Egyptian fractions with very large denominators
It is well-known that if we have a fraction $\frac ab$, with $a,b\in\mathbb N$ and $a<b$, if we apply the greedy algorithm in order to express it as a sum of unit fractions, then we may get fractions with very large denominators. For instance, if we apply the algorithm to $\frac5{31}$, what we get is$$\frac17+\frac1{55}+\frac1{3\,979}+\frac1{23\,744\,683}+\frac1{1\,127\,619\,917\,796\,295}$$and if we apply it to $\frac{1\,197}{2\,273}$, then the decimal representation of the last denominator has $14\,583$ digits. All this suggests that the following statement is true:
If $R>0$, then there are natural numbers $a$ and $b$ such that $a<b$ and that, if we apply the greedy algorithm to express $\frac ab$ as the sum of unit fractions, then one of the unit fractions $\frac1D$ that we get in that expression will be such that $\frac Db>R$.
My guess is that either this statement has already been proved or that it has already been stated as a conjecture. It that's so, can someone please provide a reference?
Solution 1:
There's a very simple answer to the original question. The greedy algorithm, applied to $a/b=2/(2n-1)$, gives $${2\over2n-1}={1\over n}+{1\over n(2n-1)}$$ so in the notation of the original question we have $${D\over b}={n(2n-1)\over2n-1}=n$$ which can be made arbitrarily large.
Solution 2:
I know this is an old question which already has an answer, but it is still interesting to try to maximize $D$, in terms of $a$ and $b$. By the greedy algorithm, we get $\frac{a}{b} = \frac{1}{\left \lceil \frac{b}{a} \right \rceil} + \frac{a \left \lceil \frac{b}{a} \right \rceil - b}{b \left \lceil \frac{b}{a} \right \rceil}$.
Since $a \left \lceil \frac{b}{a} \right \rceil - b$ (which is the numerator of the latter fraction) is strictly smaller than $a$, we know the greedy algorithm terminates in at most $a-1$ steps. If it takes exactly $a-1$ steps, then by induction we see $D = D_{a-1}$, where $D_0 = b$ and $D_i = D_{i-1} \left \lceil \frac{D_{i-1}}{a-i+1} \right \rceil$ for $1 \le i \le a-1$.

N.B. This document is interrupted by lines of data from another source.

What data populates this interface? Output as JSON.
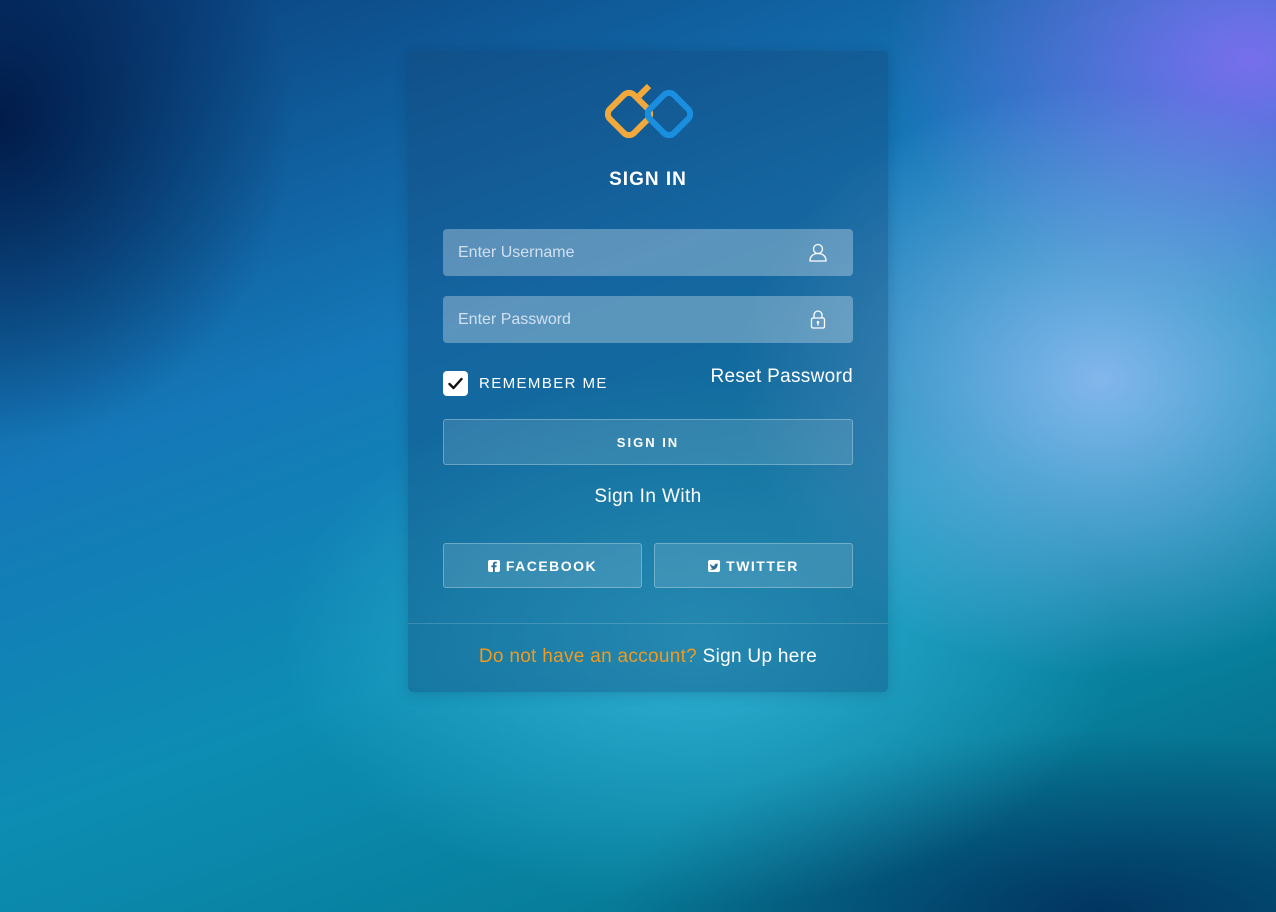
{
  "colors": {
    "accent_orange": "#f29a1c",
    "logo_orange": "#f2a93b",
    "logo_blue": "#1a8fe0"
  },
  "logo": {
    "icon": "chain-link-logo-icon"
  },
  "header": {
    "title": "SIGN IN"
  },
  "form": {
    "username_placeholder": "Enter Username",
    "username_value": "",
    "username_icon": "user-icon",
    "password_placeholder": "Enter Password",
    "password_value": "",
    "password_icon": "lock-icon",
    "remember_checked": true,
    "remember_label": "REMEMBER ME",
    "reset_label": "Reset Password",
    "submit_label": "SIGN IN"
  },
  "social": {
    "heading": "Sign In With",
    "facebook_label": "FACEBOOK",
    "facebook_icon": "facebook-icon",
    "twitter_label": "TWITTER",
    "twitter_icon": "twitter-icon"
  },
  "footer": {
    "question": "Do not have an account?",
    "signup_label": "Sign Up here"
  }
}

By Corollary 2 of this paper (which was referenced by Gerry Myerson in the comments), for every $a \in \mathbb{N}$ there are infinitely many $b > a$ such that the greedy algorithm applied to the fraction $\frac{a}{b}$ does indeed take $a-1$ steps to terminate. Assume $\frac{a}{b}$ is such a fraction with $a > 1$. Since $D_i = D_{i-1} \left \lceil \frac{D_{i-1}}{a-i+1} \right \rceil > \frac{D_{i-1}^2}{a}$, by induction this gives us $D = D_{a-1} > b\left(\frac{b}{a} \right)^{2^{a-1}-1}$. This means that if we fix $a$, then there is a constant $c = c(a) > 0$ such that there are infinitely many $b$ with $D > cb^{2^{a-1}}$. This is essentially best possible, since we always have $D_i \le D_{i-1}^2$ implying, once again by induction, $D \le b^{2^{a-1}}$ for all fractions $\frac{a}{b}$. To summarize:
Theorem. For a fraction $\frac{a}{b}$ with $1 \le a < b$, let $D = D(a,b)$ be the largest denominator that occurs in the greedy egyptian expanion of $\frac{a}{b}$. Then $D \le b^{2^{a-1}}$. On the other hand, for every $a \in \mathbb{N}$ there is a positive constant $c = c(a)$ such that for infinitely many positive integers $b \in \mathbb{N}$ we have $D > cb^{2^{a-1}}$.